By JENNIFER Y. CASPE-COCUACO
Donning an AirAsia cap, Dato’ Sri Tony Fernandes, speaker at the first South East Asian Youth Engagement Summit, goes up the stage of Kuala Lumpur’s Putrajaya International Convention Centre followed by four flight attendants in AirAsia’s chilli red garb. The casually dressed CEO of AirAsia announces that the first person to hand him something red will win a trip to London. Two youth delegates scamper up the stage, one of them tripping on her own feet before reaching Fernandes. The 45-year-old businessman decides to give both of them the free trip anyway. This scenario is a good illustration of how Fernandes built his low-cost airlines from the ground up – by enticing would-be passengers with free trips.
In 2001, Fernandes was the vice president for ASEAN at Warner Music South East Asia.

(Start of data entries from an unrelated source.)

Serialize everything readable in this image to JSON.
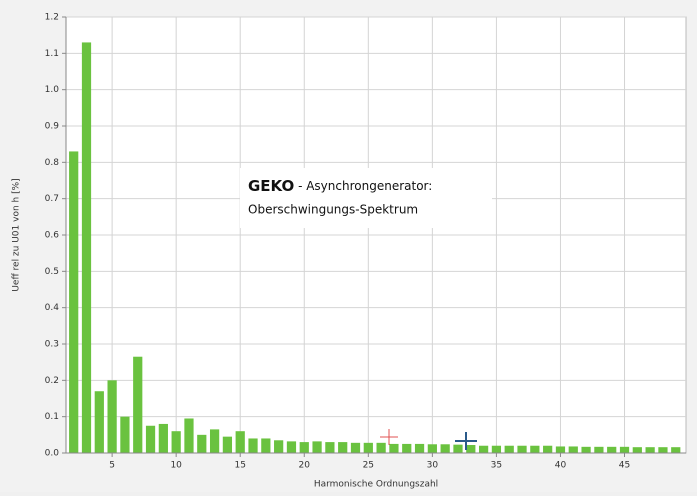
{
  "chart_data": {
    "type": "bar",
    "annotation": {
      "bold": "GEKO",
      "line1": " - Asynchrongenerator:",
      "line2": "Oberschwingungs-Spektrum"
    },
    "x_label": "Harmonische Ordnungszahl",
    "y_label": "Ueff rel zu U01 von h [%]",
    "x": [
      2,
      3,
      4,
      5,
      6,
      7,
      8,
      9,
      10,
      11,
      12,
      13,
      14,
      15,
      16,
      17,
      18,
      19,
      20,
      21,
      22,
      23,
      24,
      25,
      26,
      27,
      28,
      29,
      30,
      31,
      32,
      33,
      34,
      35,
      36,
      37,
      38,
      39,
      40,
      41,
      42,
      43,
      44,
      45,
      46,
      47,
      48,
      49
    ],
    "values": [
      0.83,
      1.13,
      0.17,
      0.2,
      0.1,
      0.265,
      0.075,
      0.08,
      0.06,
      0.095,
      0.05,
      0.065,
      0.045,
      0.06,
      0.04,
      0.04,
      0.035,
      0.032,
      0.03,
      0.032,
      0.03,
      0.03,
      0.028,
      0.028,
      0.028,
      0.025,
      0.025,
      0.025,
      0.024,
      0.024,
      0.023,
      0.022,
      0.02,
      0.02,
      0.02,
      0.02,
      0.02,
      0.02,
      0.018,
      0.018,
      0.017,
      0.017,
      0.017,
      0.017,
      0.016,
      0.016,
      0.016,
      0.016
    ],
    "color": "#6ac23f",
    "xlim": [
      1.4,
      49.8
    ],
    "xticks": [
      5,
      10,
      15,
      20,
      25,
      30,
      35,
      40,
      45
    ],
    "ylim": [
      0,
      1.2
    ],
    "yticks": [
      {
        "value": 0,
        "label": "0.0"
      },
      0.1,
      0.2,
      0.3,
      0.4,
      0.5,
      0.6,
      0.7,
      0.8,
      0.9,
      {
        "value": 1,
        "label": "1.0"
      },
      1.1,
      1.2
    ],
    "grid": true
  }
}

One night, he saw an Easy Jet television ad and got interested in the concept of low-cost carriers. He realised this was what he wanted to do. He called his wife and told her of his plan, and she couldn’t stop laughing.
Fernandes mortgaged his house and then rallied a couple of his buddies in the music industry to set up Tune Air Sdn. Bhd. The Malaysian government, however, turned down the license application. Fernandes quickly arranged a meeting with then Prime Minister Dr Tun Mahathir Mohamad. Dr Mahathir suggested that, instead of getting a license, Fernandes should buy the fledgling AirAsia, a heavily indebted subsidiary of a government-owned conglomerate.
With youthful audacity he announced, “I will buy AirAsia for one Malaysian ringgit!” He got this reply: “Yes, you can buy it tomorrow.”
Fernandes might have gotten the airline at one ringgit (29 cents) but he and his partners also inherited 40 million ringgit worth of debt. His vision, nevertheless, took flight that same year with 250 employees and two ageing Boeing 737-300 flying to just one destination. A tragic event, however, threatened to crash his dream.
The September 11 attacks in the US made people afraid to fly. But Fernandes saw a golden opportunity in what could have been a major setback. Airline leasing costs plummeted by 40 percent, saving the company a lot of money. Airline lay-offs allowed him to hire experienced staff at lower costs. A year later, AirAsia had paid off all its debt and broken even.
“We Asians have this habit of kicking ourselves and saying it can’t be done. Anything is possible when you put your mind to it,” he says. Nine years later, AirAsia is the fastest growing low-cost airline in the world, carrying a total of 85 million passengers to date, with 7000 employees and 90 new airplanes flying to over 130 destinations in Asia, Australia and Europe.
Fernandes, a London School of Economics alumnus, is a laid-back CEO. “I go to work wearing regular clothes. My pants are sometimes older than my employees.” And he runs AirAsia with a unique set of principles. For one, the company has a flat structure, where everybody has access to the big boss. By removing company bureaucracy, he gets everybody talking and giving invaluable ideas. “People are our best asset. Get the best people and let them grow. Let them fulfil their dreams. Help them discover potential they never thought they had,” he advises.
When the company was still relatively small, Fernandes used to try his hand working in the different departments. He was a bag carrier, check-in officer and even flight attendant for a day. It allowed him to get on the ground and see real problems and needs. It also gave him the chance to spot potential stars in the company. When he learned that some bag carriers dreamt of becoming pilots, he sponsored their training. He’s proud of the fact that “18 months later they are flying planes.” AirAsia also boasts of having 35 female pilots in their staff. “If women can run a country, they can certainly fly a plane!” he exclaims.
Fernandes ends his well-applauded speech by encouraging the summit delegates with his credo: “Believe the unbelievable. Dream the impossible. Never take ‘No’ for an answer!”